The order should not be important here.

checkCoverage

Adds failure if any coverage check inside the property fails. Can be given parameters to tweak behaviour slightly.

discardIf

Discard a test-result. This test is neither a failure nor a success, but if too many cases get discarded propCheck will fail. This can also seriously mess up the input data, so check if the above methods to make sure the data is fine.

propCheck {
    forAll { i: Int ->
        discardIf(
            i < 0, // discard values below 0
            i > 10 // test
        )
    }
}

Interacting with test cases

Sometimes it can be useful to execute some code after test cases fail.
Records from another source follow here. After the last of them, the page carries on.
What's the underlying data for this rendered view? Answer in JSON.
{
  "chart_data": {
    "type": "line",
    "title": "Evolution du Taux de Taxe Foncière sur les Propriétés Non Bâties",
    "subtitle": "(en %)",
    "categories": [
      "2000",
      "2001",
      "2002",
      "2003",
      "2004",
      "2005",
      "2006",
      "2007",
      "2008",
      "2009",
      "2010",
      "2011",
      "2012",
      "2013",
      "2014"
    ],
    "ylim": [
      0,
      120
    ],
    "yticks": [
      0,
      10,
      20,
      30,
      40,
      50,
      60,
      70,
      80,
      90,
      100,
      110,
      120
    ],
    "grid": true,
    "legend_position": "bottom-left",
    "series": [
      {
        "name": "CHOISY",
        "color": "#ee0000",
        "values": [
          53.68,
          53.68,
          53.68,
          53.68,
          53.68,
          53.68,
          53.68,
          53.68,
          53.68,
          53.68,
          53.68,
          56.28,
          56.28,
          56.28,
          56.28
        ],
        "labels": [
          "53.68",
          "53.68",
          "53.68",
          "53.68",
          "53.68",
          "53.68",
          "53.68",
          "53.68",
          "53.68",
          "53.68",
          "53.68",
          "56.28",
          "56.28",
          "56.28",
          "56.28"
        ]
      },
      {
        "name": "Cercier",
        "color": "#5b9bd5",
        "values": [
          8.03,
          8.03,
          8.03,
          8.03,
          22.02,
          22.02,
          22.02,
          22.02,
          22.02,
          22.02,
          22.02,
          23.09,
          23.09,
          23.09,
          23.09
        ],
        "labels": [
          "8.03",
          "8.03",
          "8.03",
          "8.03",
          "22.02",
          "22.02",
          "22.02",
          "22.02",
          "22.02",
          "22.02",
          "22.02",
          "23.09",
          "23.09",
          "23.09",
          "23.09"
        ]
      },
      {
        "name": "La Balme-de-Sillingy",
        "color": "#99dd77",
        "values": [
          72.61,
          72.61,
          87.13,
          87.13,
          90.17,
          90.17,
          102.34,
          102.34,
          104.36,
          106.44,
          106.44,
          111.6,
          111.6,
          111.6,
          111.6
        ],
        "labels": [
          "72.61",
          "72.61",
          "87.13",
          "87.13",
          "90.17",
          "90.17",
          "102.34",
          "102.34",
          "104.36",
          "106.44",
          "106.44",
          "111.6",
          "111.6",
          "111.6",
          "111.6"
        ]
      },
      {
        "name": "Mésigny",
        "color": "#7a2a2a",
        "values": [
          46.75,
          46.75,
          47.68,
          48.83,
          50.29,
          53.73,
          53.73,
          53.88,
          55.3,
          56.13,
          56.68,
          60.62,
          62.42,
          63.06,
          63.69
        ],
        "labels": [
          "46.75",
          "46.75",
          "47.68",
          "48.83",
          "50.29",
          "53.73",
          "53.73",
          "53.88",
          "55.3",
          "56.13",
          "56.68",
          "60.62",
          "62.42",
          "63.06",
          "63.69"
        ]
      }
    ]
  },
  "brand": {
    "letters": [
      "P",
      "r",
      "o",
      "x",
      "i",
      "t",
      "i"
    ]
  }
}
The smallest primitve for that is callback but higher-level wrapper methods make life easier.

callback

Append a callback that is executed after every failed test case. For example counterexample is implemented using callbacks.

whenFail/whenFailIO

Execute code (with or without side-effects) after the final test-failure.

whenFailEvery/whenFailEveryIO

Execute code (with or without side-effects) after every test-failure.